Common Exam Mistakes
1. Stating that an algorithm is a program
An algorithm is a sequence of steps — it has no programming language and no syntax. A program is one way of implementing an algorithm. These are not the same thing, and confusing them in a definition answer loses marks.
2. Describing decomposition vaguely
"Splitting the problem into smaller parts" is not enough. A full answer names the specific sub-problems and states that each accomplishes a single, identifiable task. Examiners expect you to apply decomposition to the given scenario.
3. Treating abstraction as simplification
Abstraction removes irrelevant detail — detail that does not affect the solution. It is not about making things shorter or easier. The removed detail genuinely does not belong in the model.

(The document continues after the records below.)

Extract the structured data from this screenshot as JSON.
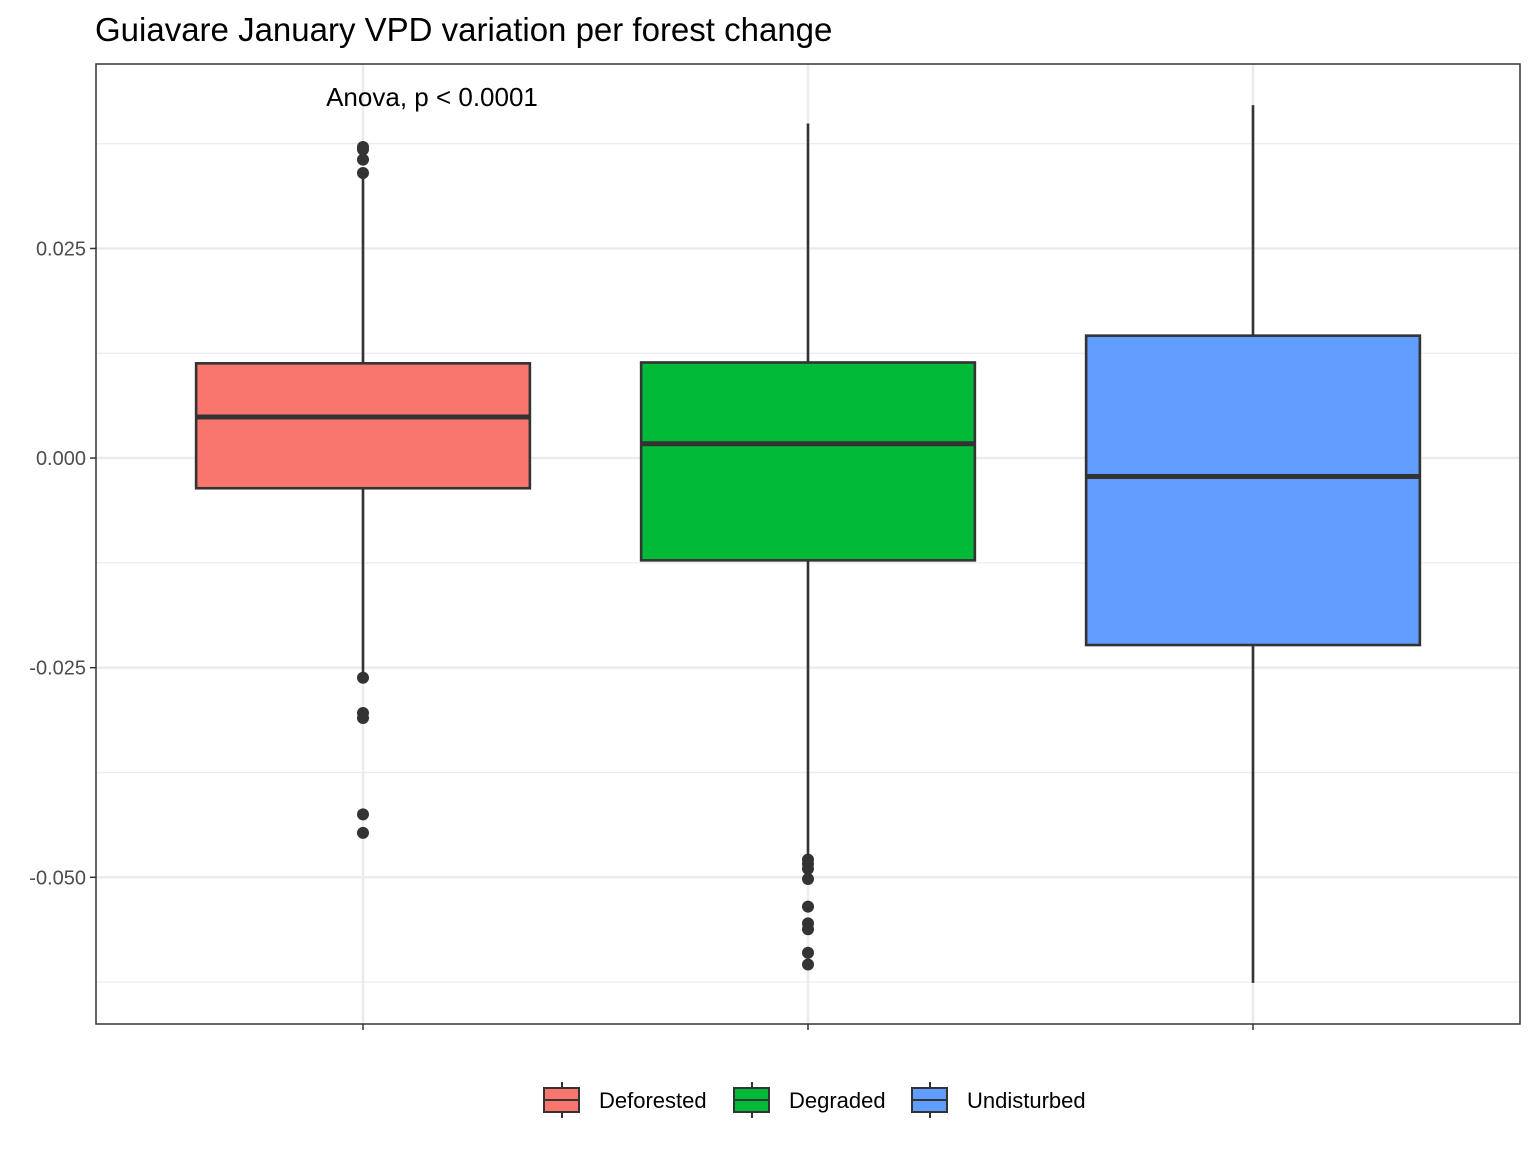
{
  "chart_data": {
    "type": "box",
    "title": "Guiavare January VPD variation per forest change",
    "xlabel": "",
    "ylabel": "",
    "ylim": [
      -0.0675,
      0.047
    ],
    "yticks": [
      0.025,
      0.0,
      -0.025,
      -0.05
    ],
    "ytick_labels": [
      "0.025",
      "0.000",
      "-0.025",
      "-0.050"
    ],
    "grid": true,
    "legend_position": "bottom",
    "annotation": "Anova, p < 0.0001",
    "categories": [
      "Deforested",
      "Degraded",
      "Undisturbed"
    ],
    "series": [
      {
        "name": "Deforested",
        "color": "#F8766D",
        "q1": -0.0036,
        "median": 0.0049,
        "q3": 0.0113,
        "whisker_low": -0.0262,
        "whisker_high": 0.0334,
        "outliers": [
          0.0371,
          0.0368,
          0.0356,
          0.034,
          -0.0262,
          -0.0304,
          -0.031,
          -0.0425,
          -0.0447
        ]
      },
      {
        "name": "Degraded",
        "color": "#00BA38",
        "q1": -0.0122,
        "median": 0.0017,
        "q3": 0.0114,
        "whisker_low": -0.0479,
        "whisker_high": 0.0399,
        "outliers": [
          -0.0479,
          -0.0484,
          -0.049,
          -0.0502,
          -0.0535,
          -0.0555,
          -0.0562,
          -0.059,
          -0.0604
        ]
      },
      {
        "name": "Undisturbed",
        "color": "#619CFF",
        "q1": -0.0223,
        "median": -0.0022,
        "q3": 0.0146,
        "whisker_low": -0.0626,
        "whisker_high": 0.0421,
        "outliers": []
      }
    ]
  }
}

4. Missing decision labels on flowcharts
Every decision diamond must have both exits labelled Yes and No (or True and False). An unlabelled branch is ambiguous — it cannot be followed — and will lose marks.
5. Skipping rows in a trace table
Every change in variable state requires its own row. Combining two iterations into one row, or jumping to the final value without showing each step, misrepresents how the algorithm executes and produces wrong answers for "state the output" questions.